What IS tractable now:
1. **Public C API header** (`include/daedalus.h`): declare the
library's stable function surface for the 5 kernels +
substrate selection + init/teardown. Future Phase 8 V4L2 shim
consumes this header. This:
- Locks the API shape so V4L2 work doesn't need to plumb
through internal types.
- Documents which kernels deploy where (recipe encoded in API).
- Forces a clean separation between "kernel work" (cycles 1-5)
and "decoder pipeline" (Phase 8).
2. **A minimal core library** (`src/daedalus_core.{h,c}`):
skeleton that compiles, has the right typedefs and dispatch
tables, but body of each function is `assert(0 && "TODO")`.
Builds against existing kernel implementations.
3. **One integration test** (`tests/test_idct_through_api.c`):
exercise the public API for ONE kernel end-to-end. Proves the
API can connect to existing benches.
This commit gives the integration target something concrete to
hook into without prejudging V4L2 architecture (A/B/C).
## Out of scope for this session
- v4l2loopback setup (Option A specifics).
- VP9 bitstream parser (huge — borrow from FFmpeg / VP9 reference).
- Superblock-level decode loop.
- Frame buffer / dmabuf integration.
- libva-v4l2-request-fourier modifications (separate sibling repo).
These are tracked as future phases / issues.
## Acceptance for this Phase 8 scoping deliverable
- `include/daedalus.h` exists and is documented.
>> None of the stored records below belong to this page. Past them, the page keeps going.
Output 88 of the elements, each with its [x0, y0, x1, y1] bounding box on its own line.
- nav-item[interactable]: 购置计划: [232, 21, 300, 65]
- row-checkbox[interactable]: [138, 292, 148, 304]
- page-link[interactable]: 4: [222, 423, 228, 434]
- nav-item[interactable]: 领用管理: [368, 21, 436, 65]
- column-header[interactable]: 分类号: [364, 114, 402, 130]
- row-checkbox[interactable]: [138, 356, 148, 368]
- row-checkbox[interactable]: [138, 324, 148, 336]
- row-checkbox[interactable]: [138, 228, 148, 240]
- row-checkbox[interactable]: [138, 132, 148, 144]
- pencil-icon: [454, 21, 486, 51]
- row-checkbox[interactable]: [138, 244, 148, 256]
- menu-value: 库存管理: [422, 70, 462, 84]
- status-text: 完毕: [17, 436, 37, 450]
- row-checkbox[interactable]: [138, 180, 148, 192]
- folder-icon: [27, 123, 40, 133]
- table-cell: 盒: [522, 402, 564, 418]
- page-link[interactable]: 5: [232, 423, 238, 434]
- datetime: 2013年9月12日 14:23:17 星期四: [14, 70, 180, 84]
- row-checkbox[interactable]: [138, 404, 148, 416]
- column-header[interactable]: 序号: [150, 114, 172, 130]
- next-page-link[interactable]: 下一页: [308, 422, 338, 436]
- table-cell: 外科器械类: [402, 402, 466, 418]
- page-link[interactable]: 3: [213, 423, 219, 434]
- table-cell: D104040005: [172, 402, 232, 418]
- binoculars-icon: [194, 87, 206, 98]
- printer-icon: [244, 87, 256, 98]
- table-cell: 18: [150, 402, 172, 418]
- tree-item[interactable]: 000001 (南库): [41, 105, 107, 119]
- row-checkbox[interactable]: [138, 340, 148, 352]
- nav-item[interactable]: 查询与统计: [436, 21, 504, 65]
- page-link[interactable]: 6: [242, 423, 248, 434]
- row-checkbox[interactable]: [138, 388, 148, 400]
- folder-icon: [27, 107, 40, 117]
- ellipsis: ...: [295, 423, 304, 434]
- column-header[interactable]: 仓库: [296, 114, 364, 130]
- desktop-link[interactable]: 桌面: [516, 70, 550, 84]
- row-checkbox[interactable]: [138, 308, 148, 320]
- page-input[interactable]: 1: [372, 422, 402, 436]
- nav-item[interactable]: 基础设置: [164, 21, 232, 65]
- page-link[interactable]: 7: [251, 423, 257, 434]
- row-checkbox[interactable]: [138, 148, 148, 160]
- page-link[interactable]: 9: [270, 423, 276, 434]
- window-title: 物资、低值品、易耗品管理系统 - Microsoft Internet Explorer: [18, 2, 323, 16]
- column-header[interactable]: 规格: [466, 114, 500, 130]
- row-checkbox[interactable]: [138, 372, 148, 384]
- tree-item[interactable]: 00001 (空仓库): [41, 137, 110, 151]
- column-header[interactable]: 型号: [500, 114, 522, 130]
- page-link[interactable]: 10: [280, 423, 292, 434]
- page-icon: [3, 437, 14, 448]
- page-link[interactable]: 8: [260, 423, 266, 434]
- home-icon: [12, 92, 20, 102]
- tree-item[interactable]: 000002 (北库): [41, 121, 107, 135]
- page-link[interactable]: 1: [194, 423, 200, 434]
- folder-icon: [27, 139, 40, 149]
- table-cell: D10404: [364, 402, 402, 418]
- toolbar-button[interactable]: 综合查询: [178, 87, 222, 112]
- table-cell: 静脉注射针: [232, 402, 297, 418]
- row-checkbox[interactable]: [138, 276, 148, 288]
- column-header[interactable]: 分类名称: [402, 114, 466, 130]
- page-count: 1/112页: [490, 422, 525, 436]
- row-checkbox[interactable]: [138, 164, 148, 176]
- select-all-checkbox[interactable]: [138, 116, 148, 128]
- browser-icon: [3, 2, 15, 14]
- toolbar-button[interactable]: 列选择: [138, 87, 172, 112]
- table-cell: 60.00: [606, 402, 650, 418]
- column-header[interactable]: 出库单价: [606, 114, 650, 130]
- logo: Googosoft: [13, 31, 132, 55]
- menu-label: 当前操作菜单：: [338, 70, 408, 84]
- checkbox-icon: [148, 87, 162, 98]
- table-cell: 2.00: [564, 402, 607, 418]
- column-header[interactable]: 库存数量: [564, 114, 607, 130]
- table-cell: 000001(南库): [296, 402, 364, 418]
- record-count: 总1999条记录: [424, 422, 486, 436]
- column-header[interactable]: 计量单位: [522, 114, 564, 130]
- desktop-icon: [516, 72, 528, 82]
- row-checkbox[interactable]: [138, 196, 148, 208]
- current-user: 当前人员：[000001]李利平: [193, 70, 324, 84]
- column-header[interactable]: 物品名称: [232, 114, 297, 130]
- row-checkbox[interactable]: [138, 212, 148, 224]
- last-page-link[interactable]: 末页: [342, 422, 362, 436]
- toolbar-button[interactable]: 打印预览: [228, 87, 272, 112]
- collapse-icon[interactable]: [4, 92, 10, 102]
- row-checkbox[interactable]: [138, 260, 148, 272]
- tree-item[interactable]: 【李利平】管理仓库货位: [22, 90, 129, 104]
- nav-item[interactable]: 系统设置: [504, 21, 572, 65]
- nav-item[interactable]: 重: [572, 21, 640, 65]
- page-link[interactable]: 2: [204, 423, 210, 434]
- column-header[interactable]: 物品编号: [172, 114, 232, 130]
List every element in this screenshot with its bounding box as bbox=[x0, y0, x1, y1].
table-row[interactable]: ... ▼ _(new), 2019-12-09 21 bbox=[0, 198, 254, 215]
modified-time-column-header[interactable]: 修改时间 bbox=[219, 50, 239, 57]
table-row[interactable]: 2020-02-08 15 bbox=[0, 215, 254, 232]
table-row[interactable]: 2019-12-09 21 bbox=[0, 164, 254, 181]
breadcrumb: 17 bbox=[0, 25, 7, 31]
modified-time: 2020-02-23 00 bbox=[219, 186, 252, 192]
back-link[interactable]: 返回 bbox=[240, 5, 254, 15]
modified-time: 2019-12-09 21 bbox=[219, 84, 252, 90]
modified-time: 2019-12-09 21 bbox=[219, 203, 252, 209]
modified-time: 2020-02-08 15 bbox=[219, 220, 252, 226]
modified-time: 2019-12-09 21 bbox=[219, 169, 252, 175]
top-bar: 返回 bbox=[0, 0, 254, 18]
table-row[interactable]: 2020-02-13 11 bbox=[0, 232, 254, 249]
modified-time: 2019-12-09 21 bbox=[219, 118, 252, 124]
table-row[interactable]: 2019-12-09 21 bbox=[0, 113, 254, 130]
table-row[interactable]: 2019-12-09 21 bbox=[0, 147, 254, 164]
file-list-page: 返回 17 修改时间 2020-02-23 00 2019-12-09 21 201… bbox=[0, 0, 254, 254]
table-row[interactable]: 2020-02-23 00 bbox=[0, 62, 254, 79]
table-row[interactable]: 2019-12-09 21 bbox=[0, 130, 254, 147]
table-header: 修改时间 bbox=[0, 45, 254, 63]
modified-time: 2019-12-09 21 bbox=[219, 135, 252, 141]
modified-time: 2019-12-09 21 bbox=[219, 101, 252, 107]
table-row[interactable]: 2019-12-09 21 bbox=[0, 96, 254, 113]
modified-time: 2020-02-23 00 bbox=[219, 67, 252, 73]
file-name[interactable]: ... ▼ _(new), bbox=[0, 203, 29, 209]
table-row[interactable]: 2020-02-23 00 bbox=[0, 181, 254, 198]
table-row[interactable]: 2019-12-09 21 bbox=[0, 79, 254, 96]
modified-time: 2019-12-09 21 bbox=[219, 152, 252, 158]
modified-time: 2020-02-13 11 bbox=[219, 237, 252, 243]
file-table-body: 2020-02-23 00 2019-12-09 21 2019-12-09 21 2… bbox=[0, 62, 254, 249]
- `src/daedalus_core.{h,c}` skeleton compiles + links into the
existing CMake build.
- One pass-through test (`test_idct_through_api`) runs and
exercises the public API path for at least one kernel,
producing the same M1 bit-exact result the cycle 1 bench did.
- Recipe table (which kernel runs where) is documented in the
header and the docs/k* phase7 docs cross-reference it.